Jak patrzę na miłościwie nam panujący rząd to zastanawiam się, czy oni wszyscy zostali zgarnięci z jakiegoś castingu na największego debila w kraju? Na kogo bym nie popatrzyłam, kogo bym nie posłuchała, to naprawdę zastanawiam się, skąd ten człowiek się wziął! Co jeden to głupszy, walczą o jakieś trofeum na najgłupszego???? Przeraża mnie to. Jak mamy polepszać byt zwierząt, skoro w naszym kraju odmawia się praw ludziom? Wiadomo, że prawdziwi miłośnicy zwierząt, opiekunowie tacy jak ja i mnie podobni, nie musimy się martwić. Nasze zwierzaki mają lepiej niż niejedne dzieci w tym kraju! Mają dobre warunki bytowe, wartościowe jedzenie, opiekę lekarską oraz miłość i szacunek. Im praw nikt nie odmówi, nawet formalnie. Jednak tutaj chodzi o wszystkie zwierzęta, te hodowlane i przy gospodarstwach, chodzi o fundacje, które udzielają wsparcia. Pan wiceminister twierdzi, że biblia nakazuje mu traktować zwierzęta jak przedmioty, bez żadnych praw. Powiedzieć, że ręce opadają, to za mało. I jedyne co mogę napisać, to współczuję ludziom, którzy mają dzieci. Przebić się przez głupotę, którą serwują i serwować będą w szkołach, nie będzie łatwe. TRAGEDIA.
 


 
Trzeba jedynie pamiętać, że jakich ludzi sobie teraz wykształcimy, takie społeczeństwo będziemy mieć w przyszłości.
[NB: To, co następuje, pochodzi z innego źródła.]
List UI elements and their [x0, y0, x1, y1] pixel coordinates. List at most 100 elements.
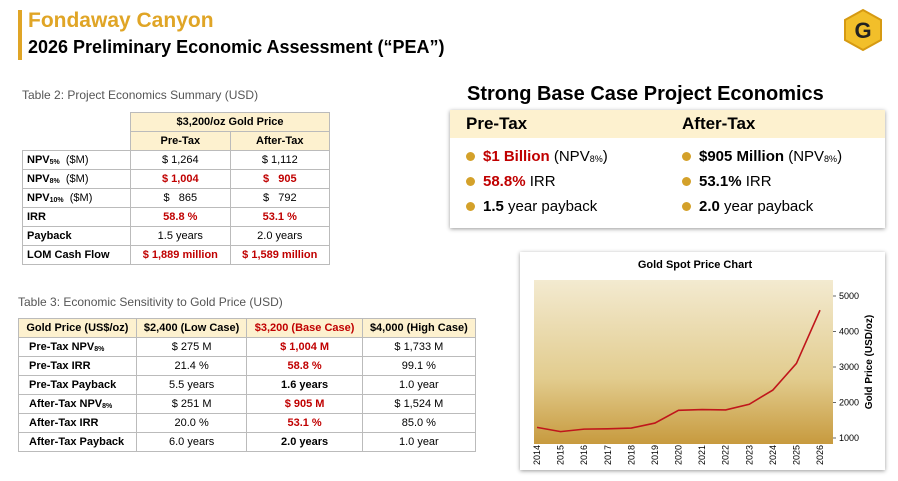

Wierzę, że niektórzy rodzice zadbają o to, aby ich dzieci stały się wrażliwymi, porządnymi ludźmi, ale patrząc na to, jak mało czasu teraz rodzice poświęcają dzieciom, śmiem się obawiać, jakim społeczeństwem będziemy za kilkanaście lat.... I kwestia jest dużo obszerniejsza niż tylko prawa zwierząt. O ile wiecie co mam na myśli.